A former director of men’s basketball operations for the University of Kentucky accused of taking nearly $1.3 million from professional athletes pleaded not guilty Monday in U.S. District Court in Lexington.
Leon A. Smith, 44, was indicted earlier this month on federal charges of money laundering, aggravated identity theft and “devising a scheme to defraud and obtain money and property from clients by means of false pretenses.” Between September 2011 and Jan. 29, 2015, Smith misappropriated $1,298,506 in funds belonging to clients, the indictment says.
Smith appeared in court with attorney Elizabeth Hughes. U.S. District Judge Joseph M. Hood scheduled a trial for July 18.
Smith and Hughes left the courthouse without making comments to reporters.
Meanwhile, new information obtained by the Herald-Leader through an Open Records Request shows that UK officials were unhappy in 2006 when Smith, who was then director of men’s basketball operations, ordered more than $12,000 in Southeastern Conference Championship rings without going through proper purchasing procedures.
The vendor, Balfour, informed UK officials about a past-due invoice involving the rings.
UK had to tell the Balfour representative “we were unaware of any purchase and that we would look into it,” Catrina Gibson wrote in a Feb. 10, 2006, memo to Smith. “As you know, a purchase requisition should have been filled out by you and a quote should have been received prior to placing this order. Purchasing requires 2-3 quotes on orders for this amount of money.
“This incident has not only made you look bad but also the University and the Athletics Department,” Gibson continued in the letter to Smith. “… Please know that these policies are in place for a reason and the Athletics Business Office is looking out for you as well since Purchasing could deny the charges and make you responsible for payment.”
However, UK apparently paid the invoice “with the stipulation that this does not occur again,” the letter to Smith said.
Smith, a Louisville native, lettered three seasons as a wide receiver for the UK football team from 1993 to 1995. He was director of men’s basketball operations at UK from about 2001 to 2006 under Coach Tubby Smith and was an assistant athletic director from 2006 to 2010. Leon Smith resigned from UK in April 2010 “in order to explore new, professional opportunities,” according to his resignation letter.

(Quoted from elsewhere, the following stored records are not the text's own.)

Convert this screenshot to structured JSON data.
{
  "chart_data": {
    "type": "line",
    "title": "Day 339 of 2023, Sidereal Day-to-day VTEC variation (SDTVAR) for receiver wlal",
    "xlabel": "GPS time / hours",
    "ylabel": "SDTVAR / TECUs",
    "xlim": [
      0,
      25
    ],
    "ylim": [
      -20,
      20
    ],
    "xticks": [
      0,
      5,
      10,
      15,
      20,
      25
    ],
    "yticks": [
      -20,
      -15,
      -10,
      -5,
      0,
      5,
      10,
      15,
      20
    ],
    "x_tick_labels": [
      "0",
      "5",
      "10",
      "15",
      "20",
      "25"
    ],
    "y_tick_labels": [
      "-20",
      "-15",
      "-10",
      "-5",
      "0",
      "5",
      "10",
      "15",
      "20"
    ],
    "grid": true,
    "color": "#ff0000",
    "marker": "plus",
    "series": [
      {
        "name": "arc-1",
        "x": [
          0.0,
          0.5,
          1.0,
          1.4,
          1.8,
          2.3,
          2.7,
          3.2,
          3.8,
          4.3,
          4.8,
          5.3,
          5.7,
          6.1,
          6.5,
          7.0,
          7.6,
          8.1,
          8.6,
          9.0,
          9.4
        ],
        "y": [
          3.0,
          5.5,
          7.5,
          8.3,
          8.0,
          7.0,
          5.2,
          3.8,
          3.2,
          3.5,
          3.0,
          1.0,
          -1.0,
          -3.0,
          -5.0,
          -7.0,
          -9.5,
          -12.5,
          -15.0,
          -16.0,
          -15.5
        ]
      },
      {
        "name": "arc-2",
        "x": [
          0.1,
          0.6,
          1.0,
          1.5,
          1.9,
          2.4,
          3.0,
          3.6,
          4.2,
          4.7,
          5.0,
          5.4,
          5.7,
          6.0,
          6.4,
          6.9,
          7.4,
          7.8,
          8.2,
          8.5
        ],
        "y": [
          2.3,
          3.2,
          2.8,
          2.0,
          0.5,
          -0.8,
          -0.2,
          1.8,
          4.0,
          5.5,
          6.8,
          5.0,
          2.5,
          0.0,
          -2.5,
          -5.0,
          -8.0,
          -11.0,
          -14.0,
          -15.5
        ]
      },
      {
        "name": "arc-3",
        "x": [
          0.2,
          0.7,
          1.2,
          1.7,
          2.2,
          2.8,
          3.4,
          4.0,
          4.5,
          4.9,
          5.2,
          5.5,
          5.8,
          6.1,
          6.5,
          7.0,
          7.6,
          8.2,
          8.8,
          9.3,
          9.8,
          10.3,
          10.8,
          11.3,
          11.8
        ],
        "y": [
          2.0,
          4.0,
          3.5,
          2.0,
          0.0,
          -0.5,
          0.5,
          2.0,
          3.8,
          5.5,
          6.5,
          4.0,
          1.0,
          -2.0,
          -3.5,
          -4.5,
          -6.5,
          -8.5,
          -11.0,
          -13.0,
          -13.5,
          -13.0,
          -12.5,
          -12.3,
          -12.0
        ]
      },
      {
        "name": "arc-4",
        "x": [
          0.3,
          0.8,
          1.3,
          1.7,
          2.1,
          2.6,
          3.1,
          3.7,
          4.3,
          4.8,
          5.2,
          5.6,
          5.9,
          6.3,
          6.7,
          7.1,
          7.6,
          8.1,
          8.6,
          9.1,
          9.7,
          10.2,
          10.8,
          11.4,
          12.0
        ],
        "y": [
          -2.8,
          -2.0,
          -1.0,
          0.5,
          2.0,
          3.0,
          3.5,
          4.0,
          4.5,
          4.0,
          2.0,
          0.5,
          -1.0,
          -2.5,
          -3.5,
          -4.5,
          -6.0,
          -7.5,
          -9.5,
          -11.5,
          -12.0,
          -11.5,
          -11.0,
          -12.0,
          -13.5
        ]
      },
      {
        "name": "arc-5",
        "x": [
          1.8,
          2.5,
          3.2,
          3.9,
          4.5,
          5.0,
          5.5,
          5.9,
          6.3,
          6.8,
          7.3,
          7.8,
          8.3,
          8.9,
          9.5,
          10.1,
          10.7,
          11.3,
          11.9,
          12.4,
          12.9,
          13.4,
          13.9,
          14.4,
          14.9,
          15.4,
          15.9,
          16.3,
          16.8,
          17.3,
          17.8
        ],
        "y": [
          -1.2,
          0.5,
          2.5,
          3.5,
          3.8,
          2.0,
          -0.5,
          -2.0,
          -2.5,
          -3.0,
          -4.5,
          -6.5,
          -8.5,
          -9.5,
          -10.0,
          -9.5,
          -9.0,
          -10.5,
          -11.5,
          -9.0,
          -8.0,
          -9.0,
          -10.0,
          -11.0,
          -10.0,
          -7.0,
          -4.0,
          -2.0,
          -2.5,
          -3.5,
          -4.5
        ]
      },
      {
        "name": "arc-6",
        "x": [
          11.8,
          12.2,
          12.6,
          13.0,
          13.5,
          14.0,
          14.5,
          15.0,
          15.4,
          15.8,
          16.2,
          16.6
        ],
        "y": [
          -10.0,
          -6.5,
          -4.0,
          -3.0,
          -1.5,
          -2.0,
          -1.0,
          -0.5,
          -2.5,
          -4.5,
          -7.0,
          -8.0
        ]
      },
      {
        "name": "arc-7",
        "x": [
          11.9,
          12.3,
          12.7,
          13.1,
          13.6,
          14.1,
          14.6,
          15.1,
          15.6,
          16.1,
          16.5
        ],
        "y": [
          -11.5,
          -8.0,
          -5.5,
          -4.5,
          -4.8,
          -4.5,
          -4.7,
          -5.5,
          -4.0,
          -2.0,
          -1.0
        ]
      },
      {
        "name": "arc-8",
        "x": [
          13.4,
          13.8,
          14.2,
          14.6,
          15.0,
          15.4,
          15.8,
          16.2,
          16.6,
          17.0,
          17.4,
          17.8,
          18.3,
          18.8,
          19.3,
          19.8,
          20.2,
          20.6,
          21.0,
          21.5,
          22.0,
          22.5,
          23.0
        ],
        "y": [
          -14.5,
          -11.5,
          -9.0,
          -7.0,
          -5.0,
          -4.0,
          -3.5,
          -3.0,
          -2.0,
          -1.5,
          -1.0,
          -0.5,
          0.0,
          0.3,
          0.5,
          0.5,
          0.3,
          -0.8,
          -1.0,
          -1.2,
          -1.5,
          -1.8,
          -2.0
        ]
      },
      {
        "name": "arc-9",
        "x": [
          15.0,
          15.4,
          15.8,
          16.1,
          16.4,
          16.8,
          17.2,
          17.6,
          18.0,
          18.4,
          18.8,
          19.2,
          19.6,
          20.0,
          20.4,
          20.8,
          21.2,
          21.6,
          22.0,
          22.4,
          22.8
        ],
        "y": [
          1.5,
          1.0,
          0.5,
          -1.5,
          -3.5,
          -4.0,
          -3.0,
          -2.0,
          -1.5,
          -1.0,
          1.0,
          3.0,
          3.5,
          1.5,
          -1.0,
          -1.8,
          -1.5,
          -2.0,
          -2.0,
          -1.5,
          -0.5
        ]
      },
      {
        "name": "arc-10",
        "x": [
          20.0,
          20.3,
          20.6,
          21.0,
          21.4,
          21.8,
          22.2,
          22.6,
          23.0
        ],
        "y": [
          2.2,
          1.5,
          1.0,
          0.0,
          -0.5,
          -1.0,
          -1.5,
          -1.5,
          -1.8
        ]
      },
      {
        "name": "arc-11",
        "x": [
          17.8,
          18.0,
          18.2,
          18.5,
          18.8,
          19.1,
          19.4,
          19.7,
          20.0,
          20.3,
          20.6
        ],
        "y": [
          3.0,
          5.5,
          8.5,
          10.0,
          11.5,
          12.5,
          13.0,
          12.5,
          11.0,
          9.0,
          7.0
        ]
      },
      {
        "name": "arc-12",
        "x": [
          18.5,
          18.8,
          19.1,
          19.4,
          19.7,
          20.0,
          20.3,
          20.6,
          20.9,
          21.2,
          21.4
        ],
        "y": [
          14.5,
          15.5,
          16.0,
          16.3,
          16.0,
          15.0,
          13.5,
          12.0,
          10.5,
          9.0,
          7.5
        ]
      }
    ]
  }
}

Meanwhile, the 14-count federal indictment says professional athletes used Smith’s now-dissolved companies for various financial services. A civil lawsuit filed in Fayette County identifies one athlete as former UK basketball player Josh Harrellson, who claims he lost $180,000 to Smith. Other athletes were identified only by initials in the federal indictment.
Smith’s companies were called LSMG LLC, Legacy Pro Management Group LLC and Legacy Athlete Management LLC. The services they provided included assistance with relocation, real estate purchases or rentals, bill payment, and referral to other professionals for legal needs and financial planning.
Smith received compensation for his services, which was generally a percentage of the client’s earnings.
In each instance, the client entrusted Smith with financial-account data, birth date, Social Security numbers and other personal information that allowed Smith to conduct authorized financial transactions on the client’s behalf.
Smith then devised a scheme to defraud the clients, the indictment says. That included abusing his access to clients’ financial accounts to use the money for unauthorized purposes, the indictment says.
Smith received payments that had been issued to clients, including payroll checks and federal income tax refund checks, and deposited those items into accounts opened in the name of Legacy, and then “used the funds for unauthorized purposes,” the indictment says.
Smith also used personal and financial data of clients to open unauthorized financial accounts in their names, including credit card accounts and lines of credit, the indictment says.
Smith concealed the unauthorized transactions by changing passwords to financial accounts belonging to Legacy clients, restricting access to new passwords, and fabricating expense reports that used fictitious expenses to explain low balances in the financial accounts, the indictment says.
Another count in the indictment alleges that Smith forged signatures and unique Internal Revenue Service check identification numbers, and knew that such means of identification belong to another person.
Smith’s companies were dissolved in September 2015, according to the Kentucky Secretary of State’s website.